Re: [wlug] movsl alignment

15 May 2006

      Glenn Enright wrote:
...
On Monday 15 May 2006 9:58 am, Perry Lorier wrote:
...
Generally larger alignment is faster.  Also as you start getting closer
to the hardware you start getting stricter requirements for alignment.
Early DMA controllers for instance had to be "page" aligned (16 bytes
IIRC).  I have no idea if this is still true today.
The downside of large alignment is that it uses more memory, and if you
end up having to touch that alignment padding then you end up wasting
resources.  The trick is trading off this "Wasted" space, vs the speedup
you get from the alignment.
Right, pretty much matches what I was thinking. I will look at dma stuff next. 
I should probably start doing some profiling to see what the objective 
results are, rather than subjective ;-p. might look into ck series kernels to 
see differences.
Unfortunately most of my assembly language coding was done in the dark 
ages in the 16 bit dos days.  (Segmentation, 640k and TSR's oh my!), and 
I've really not bothered about what's happening under the hood since then.
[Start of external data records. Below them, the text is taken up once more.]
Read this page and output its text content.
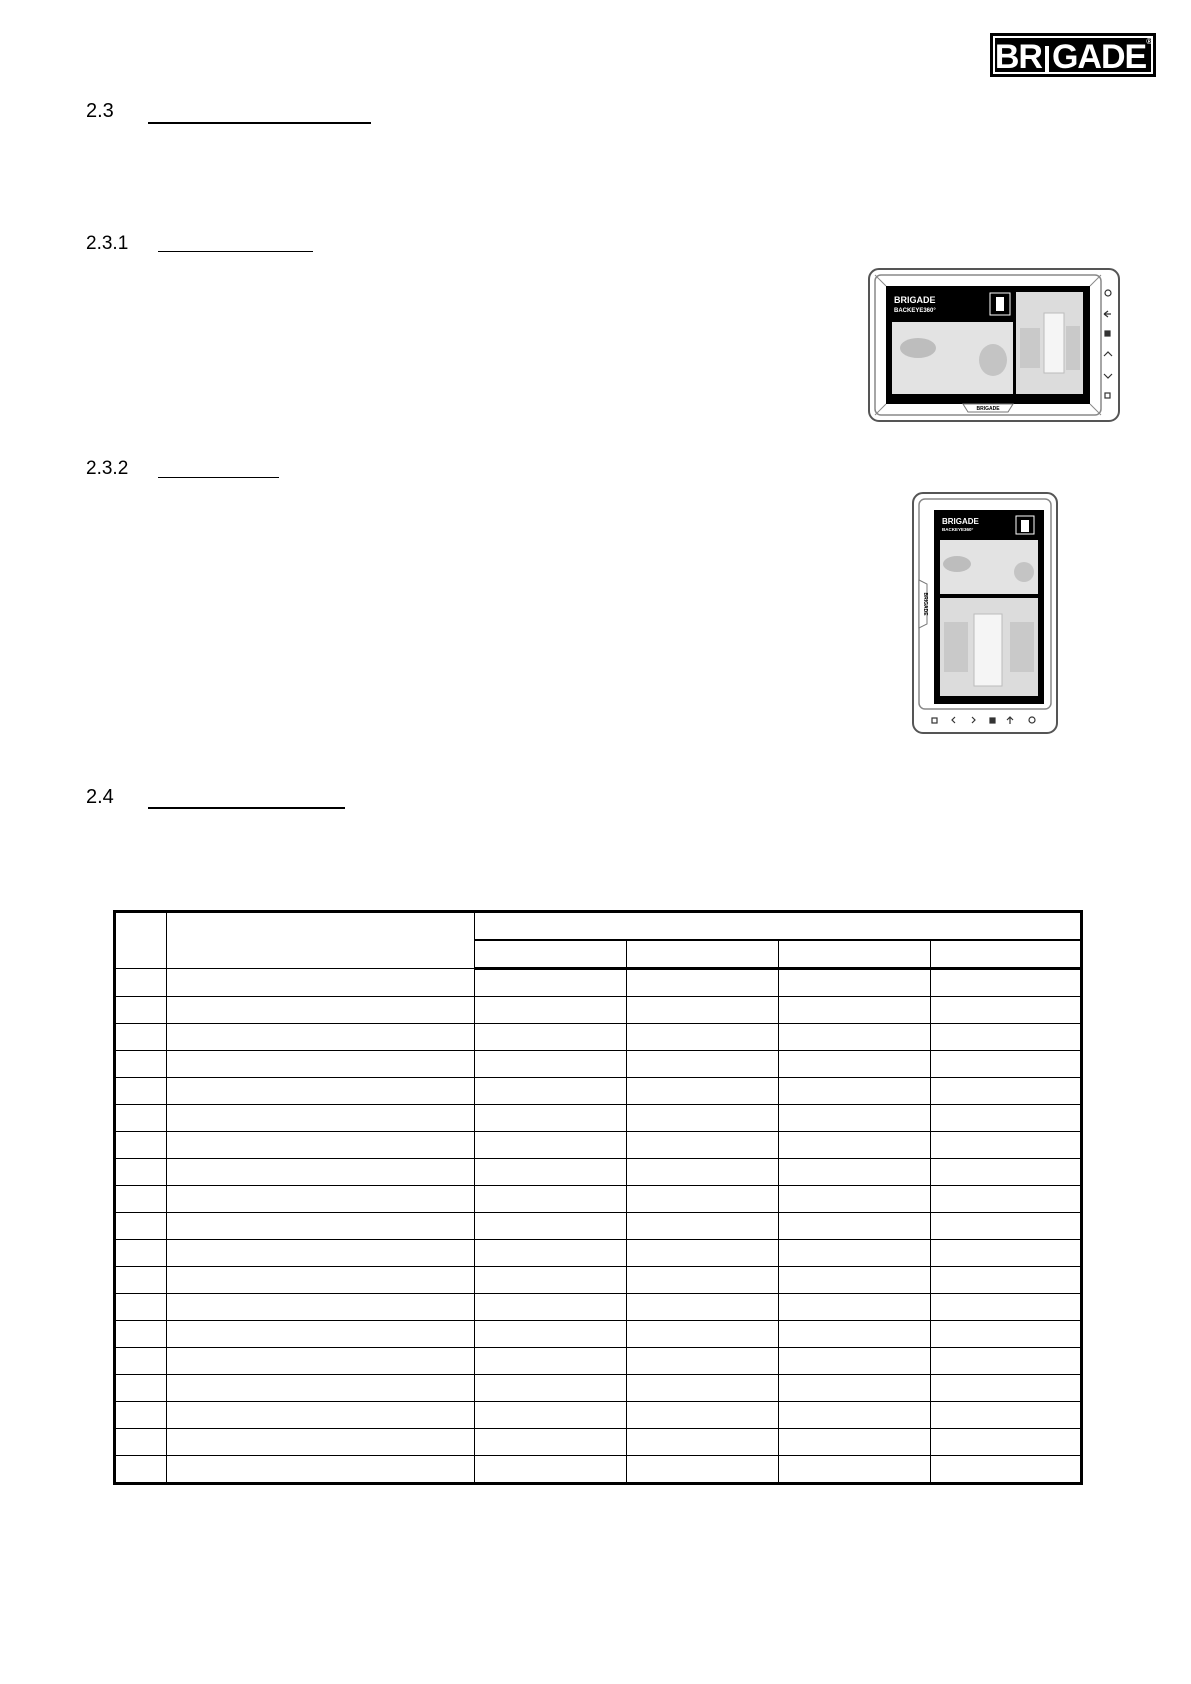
BR GADE®
2.3
2.3.1
2.3.2
2.4
BRIGADE
BACKEYE360°
BRIGADE
BRIGADE
BACKEYE360°
BRIGADE
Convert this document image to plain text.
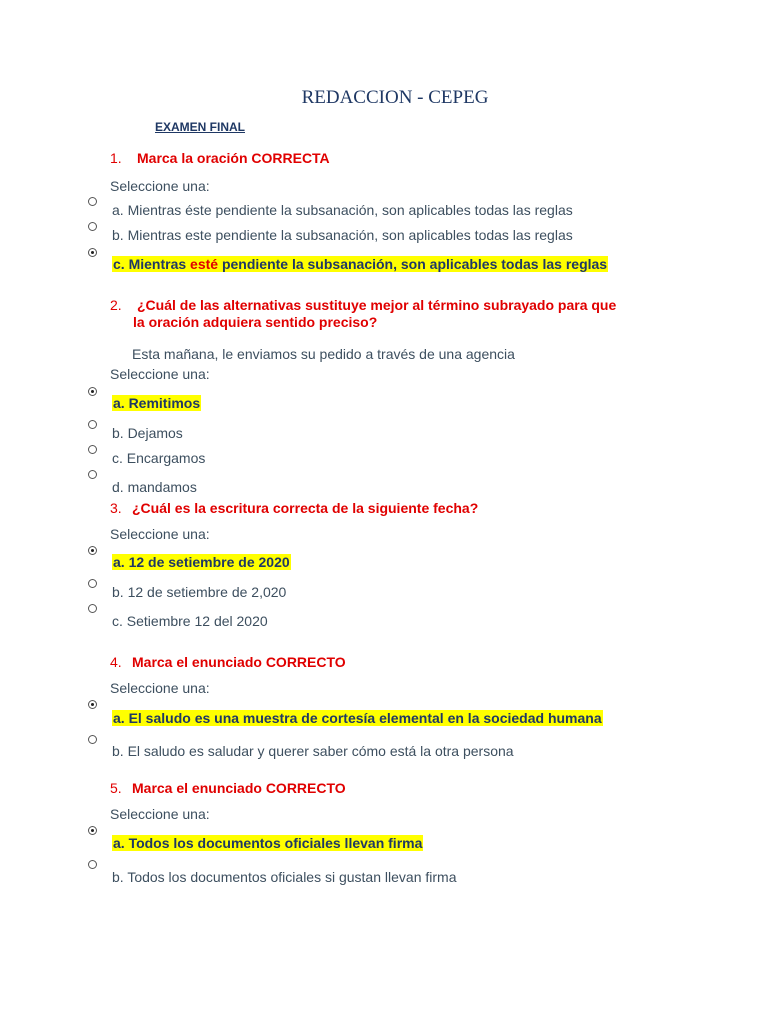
REDACCION - CEPEG
EXAMEN FINAL
1. Marca la oración CORRECTA
Seleccione una:
a. Mientras éste pendiente la subsanación, son aplicables todas las reglas
b. Mientras este pendiente la subsanación, son aplicables todas las reglas
c. Mientras esté pendiente la subsanación, son aplicables todas las reglas
2. ¿Cuál de las alternativas sustituye mejor al término subrayado para que
la oración adquiera sentido preciso?
Esta mañana, le enviamos su pedido a través de una agencia
Seleccione una:
a. Remitimos
b. Dejamos
c. Encargamos
d. mandamos
3. ¿Cuál es la escritura correcta de la siguiente fecha?
Seleccione una:
a. 12 de setiembre de 2020
b. 12 de setiembre de 2,020
c. Setiembre 12 del 2020
4. Marca el enunciado CORRECTO
Seleccione una:
a. El saludo es una muestra de cortesía elemental en la sociedad humana
b. El saludo es saludar y querer saber cómo está la otra persona
5. Marca el enunciado CORRECTO
Seleccione una:
a. Todos los documentos oficiales llevan firma
b. Todos los documentos oficiales si gustan llevan firma
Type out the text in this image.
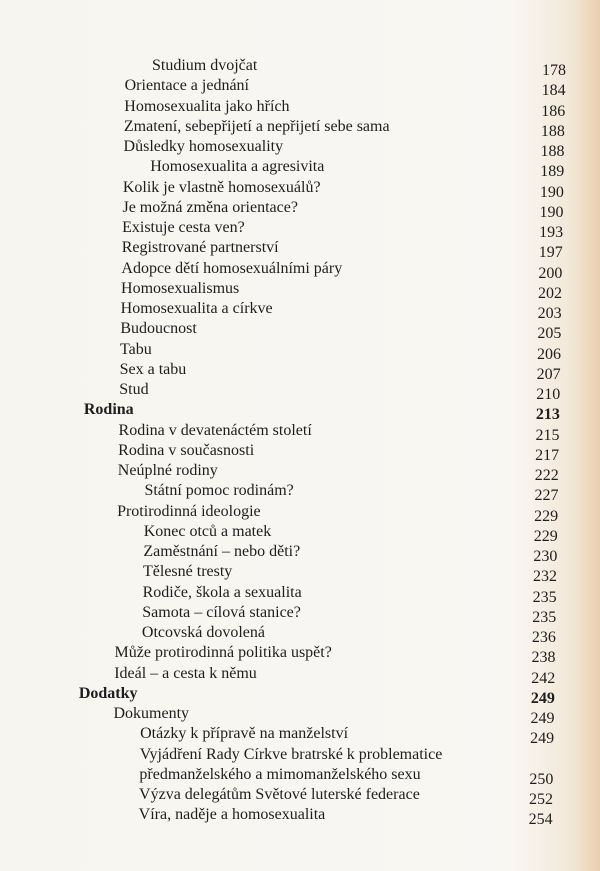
Studium dvojčat	178
Orientace a jednání	184
Homosexualita jako hřích	186
Zmatení, sebepřijetí a nepřijetí sebe sama	188
Důsledky homosexuality	188
Homosexualita a agresivita	189
Kolik je vlastně homosexuálů?	190
Je možná změna orientace?	190
Existuje cesta ven?	193
Registrované partnerství	197
Adopce dětí homosexuálními páry	200
Homosexualismus	202
Homosexualita a církve	203
Budoucnost	205
Tabu	206
Sex a tabu	207
Stud	210
Rodina	213
Rodina v devatenáctém století	215
Rodina v současnosti	217
Neúplné rodiny	222
Státní pomoc rodinám?	227
Protirodinná ideologie	229
Konec otců a matek	229
Zaměstnání – nebo děti?	230
Tělesné tresty	232
Rodiče, škola a sexualita	235
Samota – cílová stanice?	235
Otcovská dovolená	236
Může protirodinná politika uspět?	238
Ideál – a cesta k němu	242
Dodatky	249
Dokumenty	249
Otázky k přípravě na manželství	249
Vyjádření Rady Církve bratrské k problematice
předmanželského a mimomanželského sexu	250
Výzva delegátům Světové luterské federace	252
Víra, naděje a homosexualita	254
Goodness knows how APIC/IOMMU/ACPI work[1] :)
...
My understanding is that P4 chips have quite bad latency for some common io 
instructions, which is where AMD makes ground. For example more here...
http://answers.google.com/answers/threadview?id=321522
Intel chips have always been slow at various things, they've always just 
done better with clock cycles.  A memorable example of this was the LOOP 
opcode on pentium chips.  It was very slow on Intel machines, so 
programs used it as a timing delay.  On AMD chips it was extremely fast 
(1 cycle IIRC), so those timing loops effectively became noops causing 
lots of programs to fail in amusing and/or spectacular fashion.
...
I traced the movsl mask back to L1_CACHE_BYTES, which makes sense.
...
What exactly are you trying to discover here?  Are you trying to figure
out how to deglitch some audio?
Not really, just using that as an example (although ac97 drivers do still have 
a bad io related bug).
only one?  Miracle!
...
I'm hacking round in i386 arch trying to learn a bit
more about how io is handled and increasing my knowledge of system 
programming at the same time. Been attempting to absorb Intel docs on this. 
Kinda hobby type thing.
Ah, I remember the good ol' days of doing this myself :)  Although 
documentation wasn't quite as free flowing as it is these days.
...
So far recent testing versions built created about 5% 
decrease in core code size (subtle bugs aside) using gcc 3.4.6, just by 
manually optimizing kernel code for a p4 2.6 (stepping 9) which I'm running. 
Building with 'march=pentium4' has worked nicely so far.
Nice.  I guess an important lesson here that when compiling a kernel, 
compile it for your CPU, it'll be spiffier!
...
Also the MB (Abit IS7) appears to have really good IO subsystems,
which fascinates me :).  Learning what kernel devs do when things
break has been fun. I realise that  newer 64bit offerings do many
things differently, but this is what I have to play with for now.
Yeah, I've not looked that closely at the 64bit stuff other than the 
more, bigger, registers.

---
[1] I Realise that implicit in this statement I assume they do 
*actually* work.